Digital Fingerprinting Technique

Digital fingerprinting is a technique that DeviceLock employs to identify data transmitted across various devices and network protocols. This technique leverages the concept of mapping documents or files to collections of relatively short alphanumeric strings (hashes) referred to as digital fingerprints that can help to uniquely identify the data held in the document or file.

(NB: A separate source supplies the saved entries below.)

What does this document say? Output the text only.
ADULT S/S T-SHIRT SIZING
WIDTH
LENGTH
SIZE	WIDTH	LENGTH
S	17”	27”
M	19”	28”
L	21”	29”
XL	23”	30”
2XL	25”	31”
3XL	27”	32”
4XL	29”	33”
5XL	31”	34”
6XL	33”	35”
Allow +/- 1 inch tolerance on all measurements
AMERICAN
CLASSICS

When using this technique, DeviceLock takes digital fingerprints from samples of sensitive documents and then compares them with the digital fingerprints of the documents being inspected. If the “fingerprints match” percentage exceeds the desired threshold as configured, the documents in question are then considered “sensitive” and subjected to the desired security action.

The use of digital fingerprints provides for identifying and protecting information held in files or transmitted over a network. For example, one can use them to identify financial data stored in MS Office documents, business information stored in PDF files, or source code stored in text files. Digital fingerprints can also be used to identify and protect non-text files (such as images, design drawings, and multimedia files), as well as to identify binary content attempting to be copied from one file to another.

Digital fingerprints can be used to identify full copies as well as pieces of documents, even if the document has been changed. They allow the contents of the document to be identified reliably, despite its possible distortion caused by adding non-essential information (individual characters, insignificant words, etc.).

Digital fingerprints are especially efficient when identifying standard documents that change insignificantly. For example, they make it easy to identify filled contracts that differ only in the second parties’ data. By reliably identifying data held in documents and files, digital fingerprints help track and protect sensitive information, thus providing for the scalable application of protective controls to that information as it flows across the corporate network and/or to peripheral user devices.